Examples of post-ablation LA scar imaging using LGE-CMR. Left panel (A-C) shows axial LGE-MRI views though the LA. The scar areas have higher image intensity. On the right panel are the three dimensional PA view (D) and Right Lateral (E) view of the LA showing scar along the pulmonary veins. In LGE-CMR axial views, the areas of enhancement are segmented (red arrow) and are shown as scar (red areas) in the 3D image. The gap between scar areas can be seen both in axial and 3D Right Lateral image (gap is marked with the yellow arrow).
Summary
Cardiac imaging plays an important role in the assessment of anatomical structure and cardiac function. New imaging technology and techniques have been developed that provide more precise assessment of the underlying myocardial substrate and can be useful in predicting the risk of AF in patients with HF. Moreover, imaging modalities are able to identify preablation atrial fibrosis and scar formation following catheter ablation. Studies are needed to further validate the new techniques and define the usefulness of these additional imaging techniques but they hold immense promise in AF risk prediction, improving patient selection for ablation and finally improving ablation outcomes.
Synopsis.
Atrial fibrillation (AF) is the most common cardiac rhythm disorder and is associated with heart failure (HF). Cardiac imaging modalities play an important role in risk assessment and managing AF. In this article, we will review the risk assessment and the utilization of cardiac imaging to optimize treatment strategy in AF patients with HF. First, the clinical role of echocardiography, computed tomography, and cardiac magnetic resonance for risk stratification event is provided. Second, the value of imaging in catheter ablation is reviewed, including preoperative assessment, optimizing patient selection for ablation, utilization during the ablation procedure, and postoperative scar assessment.
Key Points.
Echocardiography is an useful tool in patients with suspected heart failure, in terms of availability, safety and cost.

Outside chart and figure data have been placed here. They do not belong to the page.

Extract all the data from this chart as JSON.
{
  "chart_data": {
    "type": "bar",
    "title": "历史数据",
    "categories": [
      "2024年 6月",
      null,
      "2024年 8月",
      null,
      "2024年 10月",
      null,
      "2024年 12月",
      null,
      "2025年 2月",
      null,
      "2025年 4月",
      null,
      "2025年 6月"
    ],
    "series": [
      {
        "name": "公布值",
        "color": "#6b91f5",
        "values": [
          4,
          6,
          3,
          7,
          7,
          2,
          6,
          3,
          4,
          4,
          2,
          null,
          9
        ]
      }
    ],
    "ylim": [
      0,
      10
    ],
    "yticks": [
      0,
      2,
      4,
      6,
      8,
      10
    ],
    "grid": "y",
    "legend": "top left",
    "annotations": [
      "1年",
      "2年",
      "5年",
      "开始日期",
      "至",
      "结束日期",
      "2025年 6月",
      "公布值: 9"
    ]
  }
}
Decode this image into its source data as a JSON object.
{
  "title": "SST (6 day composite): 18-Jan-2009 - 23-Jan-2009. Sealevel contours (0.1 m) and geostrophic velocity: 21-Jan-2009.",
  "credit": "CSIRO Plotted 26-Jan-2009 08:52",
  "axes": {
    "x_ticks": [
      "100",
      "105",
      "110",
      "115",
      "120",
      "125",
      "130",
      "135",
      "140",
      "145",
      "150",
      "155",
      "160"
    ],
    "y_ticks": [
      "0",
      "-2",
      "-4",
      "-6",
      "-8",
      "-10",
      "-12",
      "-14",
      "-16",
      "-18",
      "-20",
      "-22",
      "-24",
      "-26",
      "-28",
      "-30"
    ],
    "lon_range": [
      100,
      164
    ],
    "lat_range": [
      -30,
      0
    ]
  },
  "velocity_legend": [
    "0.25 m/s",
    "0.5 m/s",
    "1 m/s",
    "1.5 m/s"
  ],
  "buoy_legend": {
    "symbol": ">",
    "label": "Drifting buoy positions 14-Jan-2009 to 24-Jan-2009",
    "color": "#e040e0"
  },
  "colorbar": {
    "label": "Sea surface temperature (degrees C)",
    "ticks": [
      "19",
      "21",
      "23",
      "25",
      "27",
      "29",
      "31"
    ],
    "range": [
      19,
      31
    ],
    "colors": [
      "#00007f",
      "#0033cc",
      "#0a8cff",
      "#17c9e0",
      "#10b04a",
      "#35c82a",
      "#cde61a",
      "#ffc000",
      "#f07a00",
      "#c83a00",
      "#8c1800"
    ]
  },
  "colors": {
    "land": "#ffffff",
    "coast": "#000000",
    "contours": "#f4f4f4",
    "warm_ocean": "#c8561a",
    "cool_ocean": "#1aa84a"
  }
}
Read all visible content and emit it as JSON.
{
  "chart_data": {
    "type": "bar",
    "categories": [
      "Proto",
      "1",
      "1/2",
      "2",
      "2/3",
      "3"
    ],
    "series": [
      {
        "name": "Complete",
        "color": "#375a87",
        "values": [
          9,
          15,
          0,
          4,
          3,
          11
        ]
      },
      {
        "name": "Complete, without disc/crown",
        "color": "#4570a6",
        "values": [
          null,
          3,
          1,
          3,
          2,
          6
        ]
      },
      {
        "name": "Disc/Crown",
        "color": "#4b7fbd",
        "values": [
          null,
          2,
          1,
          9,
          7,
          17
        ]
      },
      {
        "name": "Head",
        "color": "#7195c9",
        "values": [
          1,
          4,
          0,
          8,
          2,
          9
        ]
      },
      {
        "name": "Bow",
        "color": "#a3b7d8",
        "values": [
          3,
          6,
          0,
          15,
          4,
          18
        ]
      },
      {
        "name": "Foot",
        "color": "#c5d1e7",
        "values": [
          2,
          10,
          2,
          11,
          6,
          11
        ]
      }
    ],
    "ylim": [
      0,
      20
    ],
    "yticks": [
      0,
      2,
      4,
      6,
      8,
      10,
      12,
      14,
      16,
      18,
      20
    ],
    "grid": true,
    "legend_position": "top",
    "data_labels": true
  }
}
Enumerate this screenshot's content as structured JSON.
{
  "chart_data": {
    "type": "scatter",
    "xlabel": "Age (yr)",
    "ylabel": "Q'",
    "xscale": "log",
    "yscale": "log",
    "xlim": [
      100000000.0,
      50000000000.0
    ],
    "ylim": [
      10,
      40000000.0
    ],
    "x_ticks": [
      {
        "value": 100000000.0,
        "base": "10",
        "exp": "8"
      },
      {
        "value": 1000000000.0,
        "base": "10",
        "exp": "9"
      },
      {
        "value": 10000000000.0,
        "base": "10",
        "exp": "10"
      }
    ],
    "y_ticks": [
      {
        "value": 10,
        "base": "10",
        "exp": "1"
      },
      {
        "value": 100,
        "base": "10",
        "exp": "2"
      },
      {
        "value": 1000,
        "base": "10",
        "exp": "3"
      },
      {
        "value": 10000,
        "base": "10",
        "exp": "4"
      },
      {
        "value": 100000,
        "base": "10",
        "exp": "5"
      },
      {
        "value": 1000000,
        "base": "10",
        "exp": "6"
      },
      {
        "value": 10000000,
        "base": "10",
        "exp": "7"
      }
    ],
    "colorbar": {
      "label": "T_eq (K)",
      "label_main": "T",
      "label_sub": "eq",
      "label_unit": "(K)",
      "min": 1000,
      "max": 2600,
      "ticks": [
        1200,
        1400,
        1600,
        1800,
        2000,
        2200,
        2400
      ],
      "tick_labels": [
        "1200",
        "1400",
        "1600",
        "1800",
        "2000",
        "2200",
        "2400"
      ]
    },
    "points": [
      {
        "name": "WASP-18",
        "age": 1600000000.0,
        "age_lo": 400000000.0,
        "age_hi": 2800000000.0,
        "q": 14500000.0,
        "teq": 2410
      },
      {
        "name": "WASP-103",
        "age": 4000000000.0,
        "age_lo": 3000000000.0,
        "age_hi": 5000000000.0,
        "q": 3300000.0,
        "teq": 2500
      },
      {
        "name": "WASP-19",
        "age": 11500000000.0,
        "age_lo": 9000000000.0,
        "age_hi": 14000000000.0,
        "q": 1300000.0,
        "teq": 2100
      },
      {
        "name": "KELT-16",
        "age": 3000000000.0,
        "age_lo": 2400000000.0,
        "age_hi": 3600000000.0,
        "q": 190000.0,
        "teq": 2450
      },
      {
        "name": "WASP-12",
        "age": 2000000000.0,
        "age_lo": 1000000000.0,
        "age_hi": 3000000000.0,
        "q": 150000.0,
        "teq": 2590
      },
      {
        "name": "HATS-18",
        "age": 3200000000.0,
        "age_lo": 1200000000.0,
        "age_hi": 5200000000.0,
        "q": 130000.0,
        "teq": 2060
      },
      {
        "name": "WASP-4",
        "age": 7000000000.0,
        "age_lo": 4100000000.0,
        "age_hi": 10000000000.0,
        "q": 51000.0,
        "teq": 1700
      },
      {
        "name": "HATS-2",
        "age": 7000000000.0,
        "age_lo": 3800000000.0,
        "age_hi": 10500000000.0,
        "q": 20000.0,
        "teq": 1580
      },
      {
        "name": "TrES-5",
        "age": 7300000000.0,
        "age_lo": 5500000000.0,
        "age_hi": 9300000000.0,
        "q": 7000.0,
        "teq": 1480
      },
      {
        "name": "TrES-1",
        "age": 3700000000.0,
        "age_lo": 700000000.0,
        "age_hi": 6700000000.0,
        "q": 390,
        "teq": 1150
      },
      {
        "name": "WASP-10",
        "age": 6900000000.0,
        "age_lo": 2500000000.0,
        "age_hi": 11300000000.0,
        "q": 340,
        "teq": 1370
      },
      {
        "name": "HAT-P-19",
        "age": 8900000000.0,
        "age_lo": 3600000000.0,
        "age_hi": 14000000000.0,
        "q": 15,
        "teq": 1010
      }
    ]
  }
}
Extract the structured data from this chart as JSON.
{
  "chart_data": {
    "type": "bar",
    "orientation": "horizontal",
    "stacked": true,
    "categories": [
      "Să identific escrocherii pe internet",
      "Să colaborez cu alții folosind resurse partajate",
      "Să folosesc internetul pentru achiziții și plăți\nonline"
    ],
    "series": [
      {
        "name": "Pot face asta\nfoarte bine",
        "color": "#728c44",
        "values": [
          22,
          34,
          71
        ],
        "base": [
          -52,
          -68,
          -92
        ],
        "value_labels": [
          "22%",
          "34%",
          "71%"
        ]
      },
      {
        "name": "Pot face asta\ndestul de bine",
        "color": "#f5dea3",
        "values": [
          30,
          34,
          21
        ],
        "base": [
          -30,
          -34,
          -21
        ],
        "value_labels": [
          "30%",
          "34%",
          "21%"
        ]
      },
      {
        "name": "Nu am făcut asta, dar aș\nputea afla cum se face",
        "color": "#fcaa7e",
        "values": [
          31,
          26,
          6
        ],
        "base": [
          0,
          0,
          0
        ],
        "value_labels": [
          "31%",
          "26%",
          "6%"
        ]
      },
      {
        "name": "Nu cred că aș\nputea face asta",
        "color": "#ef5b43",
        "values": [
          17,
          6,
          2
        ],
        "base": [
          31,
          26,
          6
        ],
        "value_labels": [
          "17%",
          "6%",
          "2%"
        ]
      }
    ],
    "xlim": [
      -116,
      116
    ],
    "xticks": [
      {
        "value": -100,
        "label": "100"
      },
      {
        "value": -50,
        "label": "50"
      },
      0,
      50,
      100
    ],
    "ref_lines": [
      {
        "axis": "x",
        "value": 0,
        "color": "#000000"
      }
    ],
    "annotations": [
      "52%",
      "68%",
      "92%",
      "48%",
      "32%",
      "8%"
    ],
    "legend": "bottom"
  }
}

Computed tomography has the highest spatial resolution and provides detailed anatomy and functional information.
Cardiac magnetic resonance can provide accurate anatomical and functional information and is unique in providing preoperative atrial tissue structural remodeling information and postoperative atrial scar assessment.
Disclosure statement
Ravi Ranjan is supported by NIH grant R01HL142913 and is a consultant to Medtronic. He has or has recently had research grants from Medtronic, St Jude and Biosense Webster. Kennosuke Yamashita has nothing to disclosure.